How to debug apache timeouts

apache-2.2timeout

I run a PHP web application on an Apache 2.2 server (Ubuntu Server 10.04, 8x2GHz, 12Gb RAM) using prefork. Each day Apache gets about 100k-200k requests, of these about 100-200 hits the timeout limit (so about one in every thousand), pretty much all other requests are served well below the timeout.

What can I do to find out why this happens? Or is it normal to have some small parts of all requests timing out?

This is what I've done so far:

Requests response time

As can be seen there's very few requests that's between the timeout limit and more reasonable request. Currently the timeout limit is set to 50 seconds, previously it was set to 300 and it was still the same situation with some timeouts and then a huge gap down to the other requests.

All requests that times out are AJAX requests, but then the vast majority of them are, so perhaps that's more of a coincidence. The Apache return code is 200, but the timeout limit is clearly reached. They are from a wide range of different IPs.

I've looked at the requests that times out and there's nothing special about them, if I do the same requests they go through in far less than a second.
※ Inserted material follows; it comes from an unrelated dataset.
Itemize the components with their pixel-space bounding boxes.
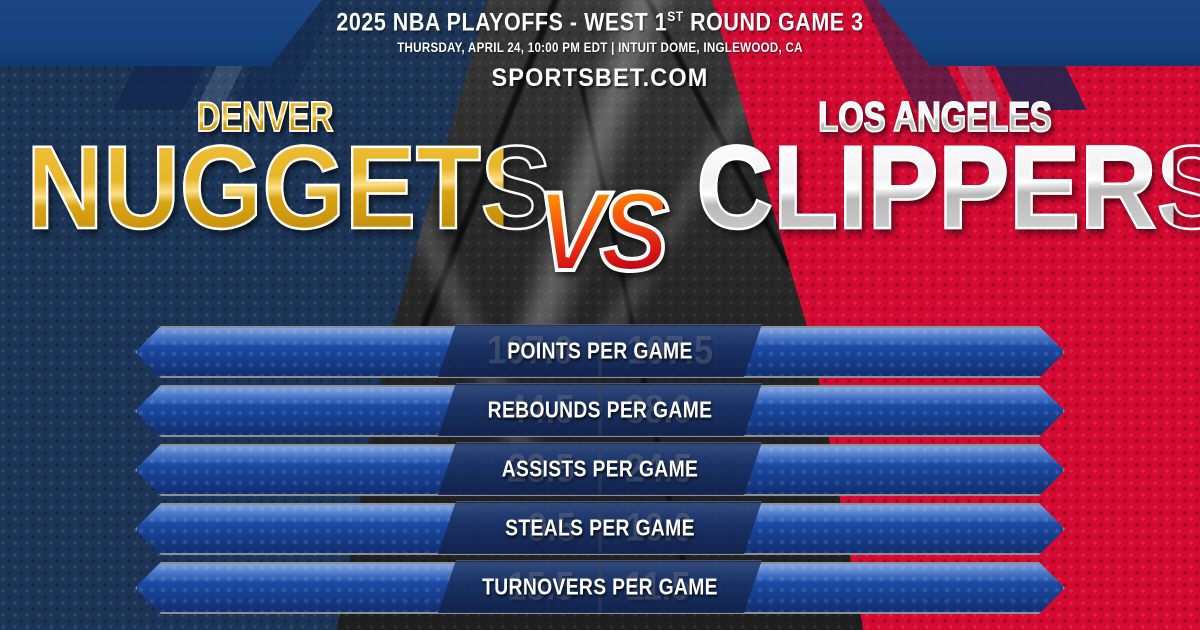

I've tried to look at the different resources to see if I can find the cause but no luck. There is always plenty of free memory (minimum is about 3GB free), load sometimes goes as high as 1.4 and CPU utilization to 40%, but many of the timeouts happen when the load and CPU utilization is low. Disk write/read are pretty much constant during the day. There's no entries in the MySQL slow query log (set to log anything above 1 second), an no request uses that many database writes/reads.

Request response time with system load/cpu

Blue is CPU utilization, which peaks at 40%, maroon is load with peak at 1.4. So we can see we get timeouts even with low CPU utilization/load (the ten second spikes correspond well to the CPU utilization, but that is another issue, I have higher hopes of finding out what might be causing those).

There's no errors in the Apache error log and I haven't seen it reach more than 200 active Apache processes.

Server Settings:

Timeout 50 
KeepAlive On
MaxKeepAliveRequests 100
KeepAliveTimeout 2

<IfModule mpm_prefork_module>
    ServerLimit     350
    StartServers        20
    MinSpareServers     75
    MaxSpareServers     150
    MaxClients          320
    MaxRequestsPerChild 5000
</IfModule>

Update:

I updated to Ubuntu 12.04.1, just in case, no change.
I added mod_reqtimeout with settings:

RequestReadTimeout header=20-40,minrate=500
RequestReadTimeout body=10,minrate=500

Now almost all timeouts happens at 10 seconds, one or two at 20 seconds. I take that to mean that most of the time it's getting the request body that's problematic to receive? The request body should never be larger than a few hundred bytes.
I've monitored the network traffic on a per 1 second basis and it never gets higher than 1Mbit/s and I don't see any rxerrs or rxdorps, considering that the server is on a 1Gbit/s line it doesn't sound like the HopelessN00b posted about. Could it be just a case of some bad user connections?

For the spikes every hour (they seem to drift around a bit, in the graphs above they're on 33 minutes past the hour, now they're on 12 minutes past), I've tried to see if there's anything periodically running (crons etc) but found nothing. PHP garbage collection runs twice every hour, but not at the time of the spikes, still I've tried with disabling it but it makes no difference.

I've used dstat with –top-cpu and top to look at the processes at the time of the spikes and all that shows up is apache working hard for a few seconds but no other process is using significant cpu.

I've made a zoomed in graph of the spikes:
Zoomed request response time

To me it looks like apache halts for some few seconds and then works hard to process the requests that came in during the halt. What might cause such a halt, or am I misinterpreting it?

Best Answer

The first thing I note, looking at your first graph, there seems to be an hourly slowdown (occurring around 40 minutes past the hour) which may be contributing to the problem. You should have a look at the task schedulers on the OS / database.

Based on the data you've supplied, my next step woud be to look at the frequency of response times (number of responses on Y axis vs duration on X) but only including URLs which exhibit the timeout (or preferably one URL at a time). On a typical system this should follow a normal or poisson distribution - the requests which are timing out may simply be part of the tail - in which case you need to focus your efforts on general tuning. OTOH if the distribution is bi-modal then you need to look for contention somewhere in your code.